In February 2010, when Abe reached 100, the New York State Assembly honored him as an inspiration. Noting all of his various careers, they particularly noted how proud Abe was of being involved in working on the great battleship Missouri, the vessel on which the Japanese surrendered, bringing WW II to an end.
Abe's success as a runner inspired the late Mandred Henry to name the first annual NAACP 5K race after him in 2002, and Abe ran in that race. When the race was renamed After the death in 2004 of George Tankard, the race was renamed the George V. Tankard Jr. Memorial 5K Road Race/Walk. Fittingly Abe continued to compete in honor of a man he knew well, and who shared many of the same qualities of curiosity and belief in possibility.
Both Abe and George were prolific inventors: in George's case his inventions were practical and solved many vexing problems such as how to paint a ceiling safely and successfully. George wrote about his life and analyzed every situation, while Abe designed business proposals and saw potential in every situation for creative ideas. They shared an interest in how and why people behave the way they do.
Now, following Abe's passing, his son, Joel, has bequeathed an annual endowment to the Martha's Vineyard chapter of the NAACP to be awarded to those runners 80 and over who complete the race. This year's race is coming up this Saturday, September 17.
"Abe's career as a runner was something he was proud of, and it was a remarkable achievement," Joel Weintraub said. "I think he would love to be remembered as a runner — to encourage other people to run. I want him to be remembered for that."

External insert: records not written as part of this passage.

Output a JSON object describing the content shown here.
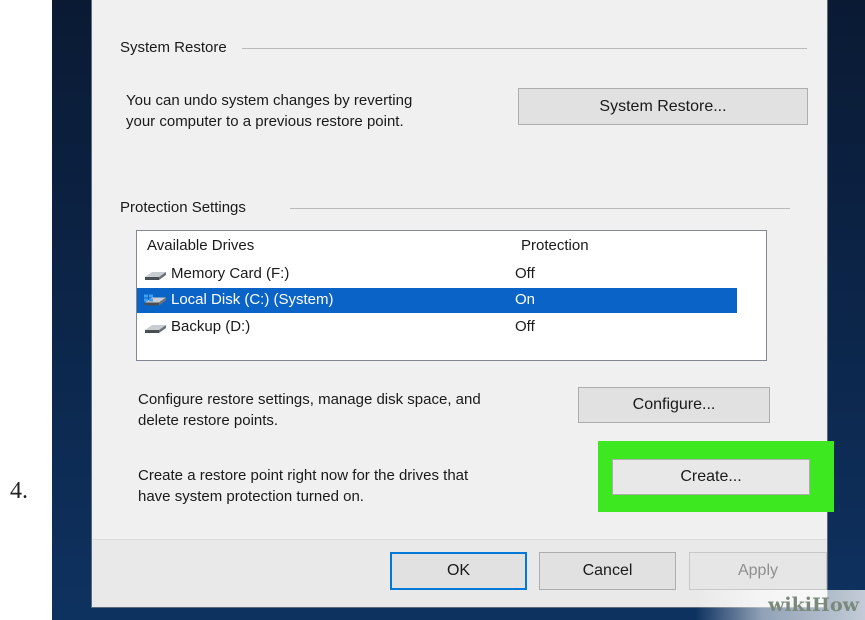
{
  "step": {
    "number": "4."
  },
  "system_restore": {
    "group_title": "System Restore",
    "description_line1": "You can undo system changes by reverting",
    "description_line2": "your computer to a previous restore point.",
    "button_label": "System Restore..."
  },
  "protection": {
    "group_title": "Protection Settings",
    "columns": {
      "drives": "Available Drives",
      "protection": "Protection"
    },
    "drives": [
      {
        "name": "Memory Card (F:)",
        "protection": "Off",
        "icon": "removable-drive-icon",
        "selected": false
      },
      {
        "name": "Local Disk (C:) (System)",
        "protection": "On",
        "icon": "system-drive-icon",
        "selected": true
      },
      {
        "name": "Backup (D:)",
        "protection": "Off",
        "icon": "drive-icon",
        "selected": false
      }
    ]
  },
  "configure": {
    "text_line1": "Configure restore settings, manage disk space, and",
    "text_line2": "delete restore points.",
    "button_label": "Configure..."
  },
  "create": {
    "text_line1": "Create a restore point right now for the drives that",
    "text_line2": "have system protection turned on.",
    "button_label": "Create...",
    "highlight_color": "#3ee820"
  },
  "footer": {
    "ok_label": "OK",
    "cancel_label": "Cancel",
    "apply_label": "Apply"
  },
  "watermark": {
    "text": "wikiHow"
  },
  "colors": {
    "selection": "#0a64c8",
    "desktop": "#0c2447"
  }
}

Carrie Tankard, George's widow, agrees with these sentiments. "Abe was an amazing person," she said. "He just didn't quit. He felt that anyone could do anything and the only thing stopping them was themselves. I think it is really fitting that an award should be given in his name for runners over 80. He would approve of that and so would George. He always got such a kick out of Abe.
"We are hoping that people will come out and run on a beautiful day for the best of reasons — to enjoy themselves and to honor Abe and George and the struggle for justice."
11th Annual George V. Tankard Memorial 5K Road Race/Walk, 10:30 am, Saturday, Sept. 17. Registration at the Wesley Hotel from 7 to 9 pm on Friday, Sept. 16, and 7 to 10 am on Saturday, Sept. 17. Entry fee $15 before race day, $20 day of race. Call 508-367-9053 for more information.
Elaine Cawley Weintraub is the board president of the African American Heritage Trail of Martha's Vineyard and chairman of the history department at the Martha's Vineyard Regional High School. Abraham Weintraub was her father-in-law.